A few years back, there was that A Wrinkle in Time miniseries, which I watched with much trepidation (mainly because of Gregory Smith, aka Ephram on my beloved Everwood). Eventually I had to stop watching, since the fact that Calvin didn't have red hair turned out to be the least of its problems. But at one point I found myself looking at the screen in surprise. A penny had just dropped; I'd had an epiphany about a story I was writing.

"Oh my god," I said. "The main character is Charles Wallace."

It's been years, probably, since I've read any of the Time Quartet. It's strange to remember books that were once a part of your daily life, as much like friends as anyone in your real life (or more, if you were prone to having "best friends" who would steal your stuff and hit you), when you haven't read them in so long.
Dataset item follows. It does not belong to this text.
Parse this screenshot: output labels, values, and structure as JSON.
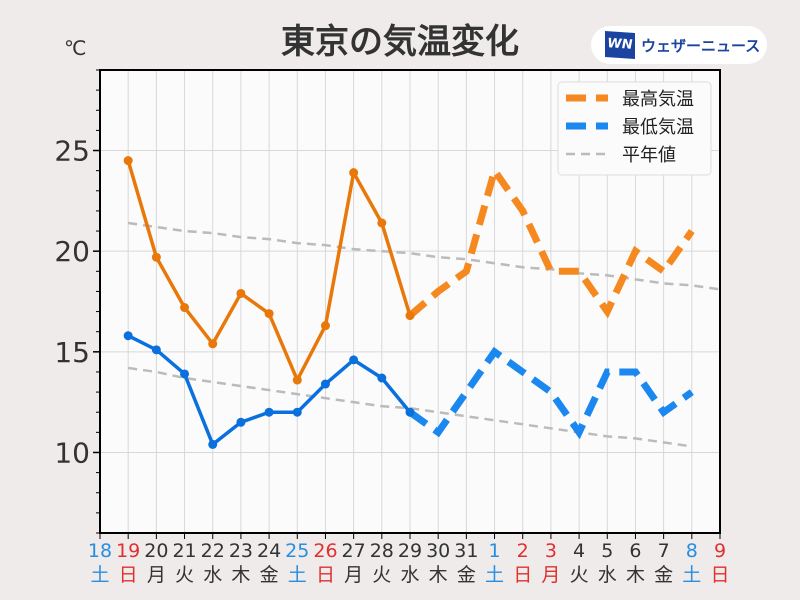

But the Murry family might have been my first literary obsession; there were books I reread before them, of course, but they were the first characters I followed from book to book, startled and pleased to see them in an unexpected line or two, happy or nostalgic to see how they'd turned out as their lives went on. A Swiftly Tilting Planet, to the best of my recollection, is the first book I read in connection with a particular time of year, built into holiday rituals (it was my Christmas book). Fortinbras and The Tempest were colored by those books before I knew a thing about folios and bad quartos. And even beyond the conscious memories are the ways in which those characters and books found their way into my dreams and thoughts and sentences (I say "it's an 'it's the weather on top of everything else' kind of day" rather a lot), even the stories that I used to write. I'm always stunned and grateful that little bundles of paper can change my life, but I'm especially grateful today.